First-day executive orders signed by the new US president could make it impossible for thousands of EU businesses and public bodies to use US cloud providers such as Google, Microsoft and Amazon without breaching EU privacy.
A rollback by US President Donald Trump jeopardises the legality of thousands of companies’ transatlantic data flows, privacy group NOYB warned on Thursday.
If Democrats resign from the US Privacy and Civil Liberties Oversight Board, it would bring the number of appointed members below the threshold for the agency to operate, and puts the independence of American executive redress bodies in question, NOYB said.
The EU has relied on these boards to find that the US adequately protects personal data, a requirement for the free flow of information under the bloc’s strict data protection rules.
Thousands of EU businesses and public agencies rely on these provisions. Without the framework, they might need to stop using US cloud providers such as Google, Microsoft or Amazon.
“There were long discussions as to the functioning and independence of these oversight mechanisms. Unfortunately, it seems that they may not even stand the test of just the first days of a Trump Presidency,” NOYB founder Max Schrems said.
Executive Order
In one of the first Executive Orders signed as he took office on Monday, Trump said that all Joe Biden-era national security decisions, including those that EU-US transfers rely upon, should be reviewed and potentially cancelled within 45 days.
If he does cancel them, that wouldn’t on its own make data transfers to and from the US illegal, but it would add to pressure on the European Commission to reverse its previous finding approving data exchange, NOYB said.
“If key elements that the EU has relied upon are getting dysfunctional, the EU will have to annul the deal,” NOYB said.
The EU’s highest court has already struck down two predecessors to the EU-US data transfer framework, known as Safe Harbor and the Privacy Shield, following cases brought by Schrems.

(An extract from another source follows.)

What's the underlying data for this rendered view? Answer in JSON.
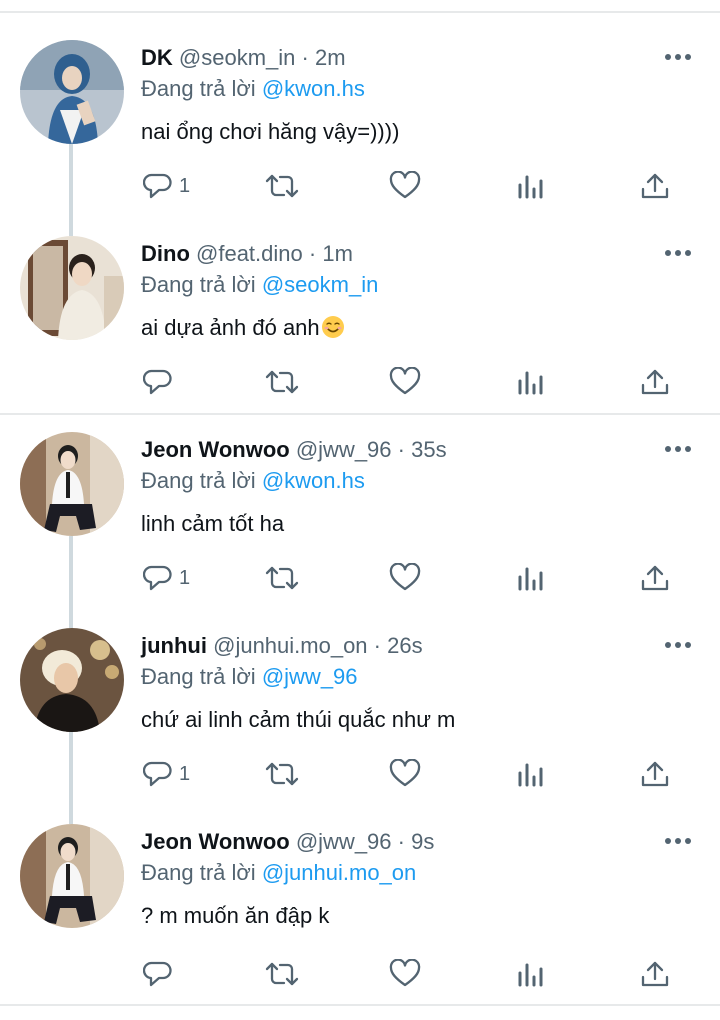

Judges cited US mass surveillance laws that allow the government to access any data stored with big tech firms without probable cause or individual judicial approval.
In an annual review in October, the Commission found that the US was complying with the framework, despite warnings from privacy advocates that the US Foreign Intelligence Surveillance Act still allows US intelligence to collect data from American platforms and applications such as Microsoft Teams, Cisco, and WebEx.
A spokesperson for the Commission said on Thursday that it has “worked closely” with different US administrations on data arrangements in the past.
“The rules remain applicable.”
“The data transfer agreement ensures that there is an adequate level of protection, and under the GDPR all adequacy decisions are subject to monitoring,” the spokesperson added.